Buying a home is a key milestone in many people's lives, but in some parts of the world, it's an almost impossible dream without extraordinary circumstances or generational wealth.
This post looks into a compelling global comparison for 2024: how many years of average income it would take to buy a home in different countries. The higher the number, the less affordable the housing is relative to the average citizen’s earnings.
Interestingly, it's not always the richest countries where housing is most affordable. Factors like income disparity, real estate inflation, and even political instability play a massive role in making housing unattainable in many regions.
From conflict-ridden economies to rapidly urbanizing nations, the reasons behind unaffordability vary greatly. But one common thread among the top entries? The vast chasm between property prices and what people earn.
Let’s dive into the top 10 countries where it takes the longest time to buy a house using the average annual income — and see what makes these markets so inaccessible.

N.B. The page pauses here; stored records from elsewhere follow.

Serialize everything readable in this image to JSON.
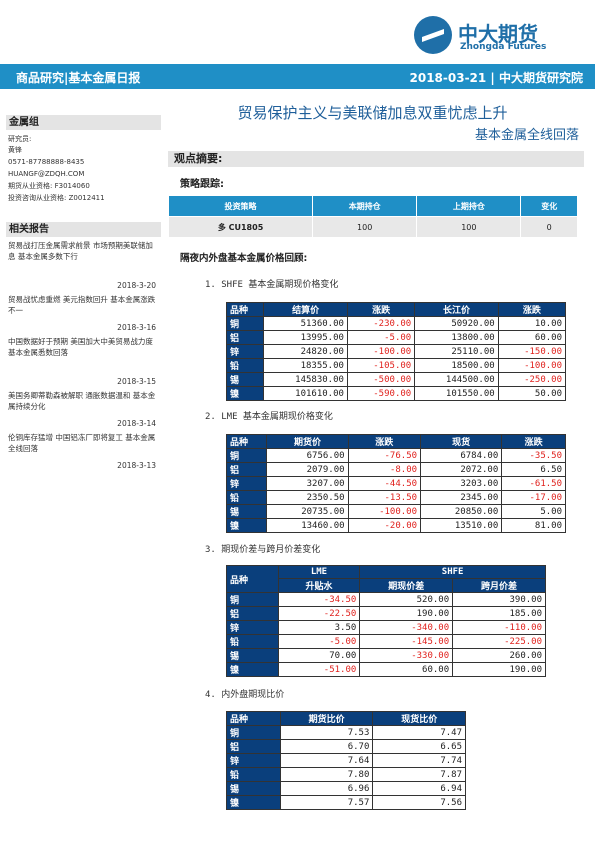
{
  "brand": {
    "cn": "中大期货",
    "en": "Zhongda Futures"
  },
  "header": {
    "left": "商品研究|基本金属日报",
    "right": "2018-03-21 | 中大期货研究院"
  },
  "sidebar": {
    "group_title": "金属组",
    "researcher_label": "研究员:",
    "researcher_name": "黄锋",
    "phone": "0571-87788888-8435",
    "email": "HUANGF@ZDQH.COM",
    "license1": "期货从业资格: F3014060",
    "license2": "投资咨询从业资格: Z0012411",
    "related_title": "相关报告",
    "reports": [
      {
        "title": "贸易战打压金属需求前景 市场预期美联储加息 基本金属多数下行",
        "date": "2018-3-20"
      },
      {
        "title": "贸易战忧虑重燃 美元指数回升 基本金属涨跌不一",
        "date": "2018-3-16"
      },
      {
        "title": "中国数据好于预期 美国加大中美贸易战力度 基本金属悉数回落",
        "date": "2018-3-15"
      },
      {
        "title": "美国务卿蒂勒森被解职 通胀数据温和 基本金属持续分化",
        "date": "2018-3-14"
      },
      {
        "title": "伦铜库存猛增 中国铝冻厂即将复工 基本金属全线回落",
        "date": "2018-3-13"
      }
    ]
  },
  "main": {
    "title": "贸易保护主义与美联储加息双重忧虑上升",
    "subtitle": "基本金属全线回落",
    "section": "观点摘要:",
    "strategy_label": "策略跟踪:",
    "strategy_table": {
      "headers": [
        "投资策略",
        "本期持仓",
        "上期持仓",
        "变化"
      ],
      "rows": [
        [
          "多 CU1805",
          "100",
          "100",
          "0"
        ]
      ]
    },
    "review_label": "隔夜内外盘基本金属价格回顾:",
    "t1": {
      "heading": "1.  SHFE 基本金属期现价格变化",
      "headers": [
        "品种",
        "结算价",
        "涨跌",
        "长江价",
        "涨跌"
      ],
      "rows": [
        [
          "铜",
          "51360.00",
          "-230.00",
          "50920.00",
          "10.00"
        ],
        [
          "铝",
          "13995.00",
          "-5.00",
          "13800.00",
          "60.00"
        ],
        [
          "锌",
          "24820.00",
          "-100.00",
          "25110.00",
          "-150.00"
        ],
        [
          "铅",
          "18355.00",
          "-105.00",
          "18500.00",
          "-100.00"
        ],
        [
          "锡",
          "145830.00",
          "-500.00",
          "144500.00",
          "-250.00"
        ],
        [
          "镍",
          "101610.00",
          "-590.00",
          "101550.00",
          "50.00"
        ]
      ]
    },
    "t2": {
      "heading": "2.  LME  基本金属期现价格变化",
      "headers": [
        "品种",
        "期货价",
        "涨跌",
        "现货",
        "涨跌"
      ],
      "rows": [
        [
          "铜",
          "6756.00",
          "-76.50",
          "6784.00",
          "-35.50"
        ],
        [
          "铝",
          "2079.00",
          "-8.00",
          "2072.00",
          "6.50"
        ],
        [
          "锌",
          "3207.00",
          "-44.50",
          "3203.00",
          "-61.50"
        ],
        [
          "铅",
          "2350.50",
          "-13.50",
          "2345.00",
          "-17.00"
        ],
        [
          "锡",
          "20735.00",
          "-100.00",
          "20850.00",
          "5.00"
        ],
        [
          "镍",
          "13460.00",
          "-20.00",
          "13510.00",
          "81.00"
        ]
      ]
    },
    "t3": {
      "heading": "3.  期现价差与跨月价差变化",
      "group_lme": "LME",
      "group_shfe": "SHFE",
      "cat_header": "品种",
      "headers": [
        "升贴水",
        "期现价差",
        "跨月价差"
      ],
      "rows": [
        [
          "铜",
          "-34.50",
          "520.00",
          "390.00"
        ],
        [
          "铝",
          "-22.50",
          "190.00",
          "185.00"
        ],
        [
          "锌",
          "3.50",
          "-340.00",
          "-110.00"
        ],
        [
          "铅",
          "-5.00",
          "-145.00",
          "-225.00"
        ],
        [
          "锡",
          "70.00",
          "-330.00",
          "260.00"
        ],
        [
          "镍",
          "-51.00",
          "60.00",
          "190.00"
        ]
      ]
    },
    "t4": {
      "heading": "4.  内外盘期现比价",
      "headers": [
        "品种",
        "期货比价",
        "现货比价"
      ],
      "rows": [
        [
          "铜",
          "7.53",
          "7.47"
        ],
        [
          "铝",
          "6.70",
          "6.65"
        ],
        [
          "锌",
          "7.64",
          "7.74"
        ],
        [
          "铅",
          "7.80",
          "7.87"
        ],
        [
          "锡",
          "6.96",
          "6.94"
        ],
        [
          "镍",
          "7.57",
          "7.56"
        ]
      ]
    }
  }
}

Top 10 Countries Where Buying a Home Feels Impossible
- 1st Syrian Arab Republic – 101.9 years
- 2nd Ethiopia – 43.1 years
- 3rd Cameroon – 42.9 years
- 4th Sri Lanka – 36.0 years
- 5th Nepal – 35.2 years
- 6th Hong Kong (China) – 32.1 years
- 7th China – 29.6 years
- 8th Lebanon – 27.4 years
- 9th Philippines – 27.0 years
- 10th Thailand – 26.5 years
- 100th United States of America – 4.1 years
100th United States of America – 4.1 years
The American housing landscape is heavily influenced by mortgage availability, credit systems, and strong real estate infrastructure. While housing affordability challenges exist in major cities like New York or San Francisco, the national average remains favorable compared to most other countries in this ranking.
10th Thailand – 26.5 years
Despite relatively steady income levels, the average Thai worker finds it difficult to afford property without substantial savings or family support. The government has launched some affordable housing initiatives, but progress is slow.
9th Philippines – 27.0 years
While new condominiums continue to rise, their prices remain out of reach for most local residents. With limited access to affordable housing finance, many turn to informal housing or family arrangements.
8th Lebanon – 27.4 years
Despite a significant drop in real estate transactions, prices have remained high in dollar terms, while average incomes have plummeted. For most Lebanese, buying a home is unattainable unless supported by savings abroad or external financial help.
7th China – 29.6 years
Large cities like Beijing and Shanghai have seen massive real estate speculation, driving prices to levels far beyond average income growth. The government has implemented cooling measures, but homeownership remains a stretch for most young people without family assistance.
6th Hong Kong (China) – 32.1 years
Despite being a high-income city, the property market is dominated by limited land supply and speculative investments. Young people and middle-income earners are often forced to live in cramped 'nano flats' or stay with family well into adulthood. Government intervention has struggled to balance the needs of the population against powerful developer interests.
5th Nepal – 35.2 years
Post-earthquake rebuilding, limited urban planning, and high demand have driven prices to unsustainable levels. Most Nepalis rely on remittances from family members abroad to afford property, making homeownership inaccessible for those without diaspora support.
4th Sri Lanka – 36.0 years
While real estate prices in Colombo and other urban areas have surged due to demand and speculation, wages have lagged significantly. The financial pressures on the average Sri Lankan make homeownership an increasingly distant dream, especially for young professionals and first-time buyers.
3rd Cameroon – 42.9 years
Urban centers like Douala and Yaoundé have housing demand that far exceeds supply. Meanwhile, formal mortgage systems are underdeveloped, forcing many to build incrementally or rely on informal markets. This results in housing insecurity and a lack of long-term planning for millions of residents.
2nd Ethiopia – 43.1 years
Addis Ababa, the capital, has seen property prices soar due to limited housing supply and increasing urban migration. Meanwhile, income growth hasn't kept pace, creating one of the widest affordability gaps in Africa. Rural populations are often entirely priced out of the formal housing market.
1st Syrian Arab Republic – 101.9 years
The housing market in Syria is deeply distorted. While property prices in some areas have stagnated, the value of the local currency and purchasing power have plummeted. For most Syrians, owning a home is not even on the radar — daily survival takes precedence over long-term financial planning. Housing is either inherited, makeshift, or accessed through extended family arrangements.